Levison H, Garner D, MacMillan H, Cowen L
Hospital for Sick Children, Toronto, Ontario, Canada.
Compr Ther. 1987 Oct;13(10):38-45.
The challenge for patient, family, and healthcare professionals alike is to separate the disease's insidiousness from the potential the patient and family have to enjoy life within the patient's abbreviated life span. We must emphasize that most patients with CF and their families do make a successful psychological adjustment. Simultaneously, parents must fulfill the varied physical and psychological needs of the child. A young adult patient with CF summarizes the patient's task: "Projecting a life goal, living it, having the goal altered by luck and by fate, accomplishing that goal, and then reflecting on what has been done. That is life. That is a life compressed for us; CF is myopic. We cannot look through the long vista of life. That is disappointing, frustrating, and cursed at. We can live now. We can do the best we can. Set goals that fit on our playing field and accomplish them." An emotionally adjusted family makes the patient's task possible. Achieving the goal of adequate adjustment also depends on the physician's having the medical expertise to manage this complex multisystem illness and the ability to make the medical knowledge comprehensible for patient and family.

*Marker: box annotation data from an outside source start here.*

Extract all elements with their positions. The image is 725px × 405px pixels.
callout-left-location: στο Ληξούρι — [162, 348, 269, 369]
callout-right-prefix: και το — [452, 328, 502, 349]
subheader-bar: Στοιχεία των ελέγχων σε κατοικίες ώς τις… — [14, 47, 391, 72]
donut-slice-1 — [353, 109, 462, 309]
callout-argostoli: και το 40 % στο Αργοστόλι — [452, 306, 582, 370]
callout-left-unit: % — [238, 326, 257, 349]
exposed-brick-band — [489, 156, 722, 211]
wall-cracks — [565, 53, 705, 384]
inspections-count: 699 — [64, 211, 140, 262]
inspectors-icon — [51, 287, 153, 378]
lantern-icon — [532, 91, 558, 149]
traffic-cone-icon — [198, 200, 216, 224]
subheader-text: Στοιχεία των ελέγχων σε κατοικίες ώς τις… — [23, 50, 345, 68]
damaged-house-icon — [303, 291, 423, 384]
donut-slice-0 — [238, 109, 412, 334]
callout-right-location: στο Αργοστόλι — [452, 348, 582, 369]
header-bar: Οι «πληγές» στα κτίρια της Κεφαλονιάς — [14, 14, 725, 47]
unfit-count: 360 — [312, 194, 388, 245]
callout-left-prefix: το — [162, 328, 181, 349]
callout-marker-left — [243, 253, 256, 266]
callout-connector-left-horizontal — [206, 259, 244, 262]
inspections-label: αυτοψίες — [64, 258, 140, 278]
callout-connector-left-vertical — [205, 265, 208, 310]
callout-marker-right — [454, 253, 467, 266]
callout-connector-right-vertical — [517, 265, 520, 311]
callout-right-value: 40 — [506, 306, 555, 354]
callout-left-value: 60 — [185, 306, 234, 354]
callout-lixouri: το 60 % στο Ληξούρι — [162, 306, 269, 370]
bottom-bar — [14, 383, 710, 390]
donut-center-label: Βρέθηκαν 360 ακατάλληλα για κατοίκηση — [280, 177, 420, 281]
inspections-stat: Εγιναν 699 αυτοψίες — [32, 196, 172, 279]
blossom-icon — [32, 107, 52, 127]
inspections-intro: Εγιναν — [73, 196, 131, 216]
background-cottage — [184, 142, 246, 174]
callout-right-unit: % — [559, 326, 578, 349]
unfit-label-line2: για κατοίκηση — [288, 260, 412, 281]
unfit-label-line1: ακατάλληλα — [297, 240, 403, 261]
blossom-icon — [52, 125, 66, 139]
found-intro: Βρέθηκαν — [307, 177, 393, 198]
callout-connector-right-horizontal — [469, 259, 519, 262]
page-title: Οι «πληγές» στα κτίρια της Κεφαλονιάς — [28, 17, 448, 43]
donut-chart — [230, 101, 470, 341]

患者、家属以及医护人员面临的共同挑战是,要将疾病的隐匿性与患者及其家属在患者有限的寿命内享受生活的潜力区分开来。我们必须强调,大多数囊性纤维化患者及其家属确实能成功地进行心理调适。与此同时,父母必须满足孩子在生理和心理上的各种需求。一位患有囊性纤维化的年轻成年患者总结了患者的任务:“设定一个人生目标,去实现它,因运气和命运而改变目标,完成这个目标,然后反思所做的一切。这就是生活。这是我们被压缩的生活;囊性纤维化让我们目光短浅。我们无法展望漫长的人生。这令人失望、沮丧且遭人诅咒。但我们现在可以生活。我们可以尽我们所能。设定适合我们自身范围的目标并去实现它们。”一个情绪调适良好的家庭能让患者完成任务。实现充分调适的目标还取决于医生具备管理这种复杂多系统疾病的医学专业知识,以及让患者和家属理解医学知识的能力。